Warum Selbstreflexion über den Aufstieg von Führungskräften entscheidet
Paul FischerWarum Selbstreflexion über den Aufstieg von Führungskräften entscheidet
Karriereerfolg von Führungskräften hängt heute von mehr ab als nur von Fähigkeiten und Strategie. Selbstreflexion ist mittlerweile unverzichtbar, um Fehler zu vermeiden, die dem Ruf schaden. Viele Führungskräfte übersehen kleine, aber entscheidende Verhaltensweisen, die über beruflichen Aufstieg oder Niedergang entscheiden können.

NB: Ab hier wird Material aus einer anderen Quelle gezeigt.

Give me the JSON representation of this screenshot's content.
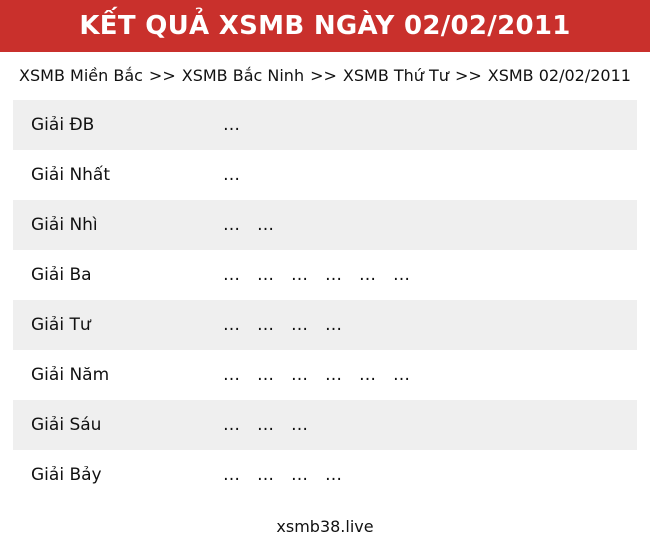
{
  "header": {
    "title": "KẾT QUẢ XSMB NGÀY 02/02/2011"
  },
  "breadcrumb": {
    "separator": ">>",
    "items": [
      "XSMB Miền Bắc",
      "XSMB Bắc Ninh",
      "XSMB Thứ Tư",
      "XSMB 02/02/2011"
    ]
  },
  "results": {
    "rows": [
      {
        "label": "Giải ĐB",
        "values": [
          "…"
        ]
      },
      {
        "label": "Giải Nhất",
        "values": [
          "…"
        ]
      },
      {
        "label": "Giải Nhì",
        "values": [
          "…",
          "…"
        ]
      },
      {
        "label": "Giải Ba",
        "values": [
          "…",
          "…",
          "…",
          "…",
          "…",
          "…"
        ]
      },
      {
        "label": "Giải Tư",
        "values": [
          "…",
          "…",
          "…",
          "…"
        ]
      },
      {
        "label": "Giải Năm",
        "values": [
          "…",
          "…",
          "…",
          "…",
          "…",
          "…"
        ]
      },
      {
        "label": "Giải Sáu",
        "values": [
          "…",
          "…",
          "…"
        ]
      },
      {
        "label": "Giải Bảy",
        "values": [
          "…",
          "…",
          "…",
          "…"
        ]
      }
    ]
  },
  "footer": {
    "site": "xsmb38.live"
  },
  "colors": {
    "header_bg": "#c9302c",
    "header_text": "#ffffff",
    "row_alt_bg": "#efefef",
    "row_bg": "#ffffff",
    "text": "#111111"
  }
}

Norbert Graschi, ein auf Führungskräfte spezialisierter Headhunter aus Düsseldorf, erlebte kürzlich einen Fall, in dem die Karriere einer vielversprechenden Führungskraft ins Stocken geriet. Die Kandidatin bzw. der Kandidat verfügte über makellose Qualifikationen und exzellente Referenzen. Doch das Verhalten in Mitarbeitergesprächen gab Anlass zur Sorge – so sehr, dass sich der Betriebsrat einschalten musste.
Versteckte Verhaltensprobleme bleiben im Arbeitsalltag oft unbemerkt. Doch genau diese Muster können selbst die aussichtsreichsten Führungskräfte aus der Bahn werfen. Bei Hintergrundprüfungen wird mittlerweile genauer hingeschaut: Führungsstil, Belastbarkeit und der Umgang mit Druck stehen ebenso auf dem Prüfstand wie fachliche Kompetenz.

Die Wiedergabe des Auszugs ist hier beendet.